Seafood Scotland appoints new boss

Donna Fordyce has been appointed interim head of Seafood Scotland

SEAFOOD Scotland, the national trade body, has appointed Donna Fordyce as its interim head, replacing Patrick Hughes, who has been in the role since January 2017.

Fordyce has been Seafood Scotland’s industry engagement specialist for the past two years, working closely with businesses to identify new market opportunities.

She is already engaged with the industry at leadership level, having previously spent time as an observer on the Seafood Scotland board, been a member of the working group for Scottish Seafood Partnership, is a Projects Approval Committee (PAC) member for the European Maritime & Fisheries Fund (EMFF) and, with Hughes, co-authored the recently launched Seafood strategy Changing Tides.

John Anderson, chairman of Seafood Scotland, said: ‘Donna has a passion for the seafood industry and has excellent knowledge of how it operates, across a wide range of sub-sectors and supply chains.

‘She is hugely respected within the sector, making her the natural choice for the role.

The board looks forward to working alongside her on this path of strategic growth for the organisation.’

Fordyce said: ‘In an ever changing and uncertain landscape, it’s important now more than ever that Seafood Scotland is agile and ready to take on any opportunities or challenges the industry may face.

‘It’s an exciting time to be at the head of the organisation during what will be such a transformative period, but my focus is to continue to support and help grow the sector whilst working closely with the wider food and drink industry in Scotland.’

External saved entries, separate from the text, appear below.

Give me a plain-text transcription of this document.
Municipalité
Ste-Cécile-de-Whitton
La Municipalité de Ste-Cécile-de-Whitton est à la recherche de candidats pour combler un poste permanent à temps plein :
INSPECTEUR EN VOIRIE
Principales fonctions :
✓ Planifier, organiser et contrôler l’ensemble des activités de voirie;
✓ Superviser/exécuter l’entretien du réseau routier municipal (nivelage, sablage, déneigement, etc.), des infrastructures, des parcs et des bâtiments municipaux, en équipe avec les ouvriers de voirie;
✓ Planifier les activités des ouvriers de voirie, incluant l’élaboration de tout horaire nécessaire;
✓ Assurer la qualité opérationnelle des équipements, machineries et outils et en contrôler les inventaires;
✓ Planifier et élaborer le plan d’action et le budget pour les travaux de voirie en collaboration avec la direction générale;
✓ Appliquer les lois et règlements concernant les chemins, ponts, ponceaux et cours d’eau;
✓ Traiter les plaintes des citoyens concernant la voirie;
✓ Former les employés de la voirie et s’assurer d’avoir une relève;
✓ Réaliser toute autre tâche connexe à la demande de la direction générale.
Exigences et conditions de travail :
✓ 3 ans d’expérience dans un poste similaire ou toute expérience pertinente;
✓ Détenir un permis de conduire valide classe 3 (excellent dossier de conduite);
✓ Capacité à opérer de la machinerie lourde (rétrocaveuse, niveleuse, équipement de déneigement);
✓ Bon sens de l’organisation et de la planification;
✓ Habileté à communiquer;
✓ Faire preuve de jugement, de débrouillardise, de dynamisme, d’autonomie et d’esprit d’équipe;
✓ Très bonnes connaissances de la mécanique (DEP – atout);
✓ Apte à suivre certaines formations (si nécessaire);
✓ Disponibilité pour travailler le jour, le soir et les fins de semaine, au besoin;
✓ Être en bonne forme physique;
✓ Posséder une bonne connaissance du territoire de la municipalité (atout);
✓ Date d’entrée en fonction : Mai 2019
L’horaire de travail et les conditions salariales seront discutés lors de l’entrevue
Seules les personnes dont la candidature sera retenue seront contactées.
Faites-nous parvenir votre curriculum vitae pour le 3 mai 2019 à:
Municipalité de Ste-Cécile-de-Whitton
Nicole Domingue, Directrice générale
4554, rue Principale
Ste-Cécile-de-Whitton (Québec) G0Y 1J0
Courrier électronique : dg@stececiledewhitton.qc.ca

Hughes, who resigned to pursue a role at another organisation, had been integral to the sector’s Brexit discussions, both as head of Seafood Scotland and as part of the Scottish government Resilience Group. He also sat on a Defra business panel, which is more targeted at free trade agreements and where the markets should be focused post Brexit.

Last month he told Fish Farmer that concerns in the seafood sector over exports to Europe in a no-deal Brexit were more focused on the UK than the French side of the Channel.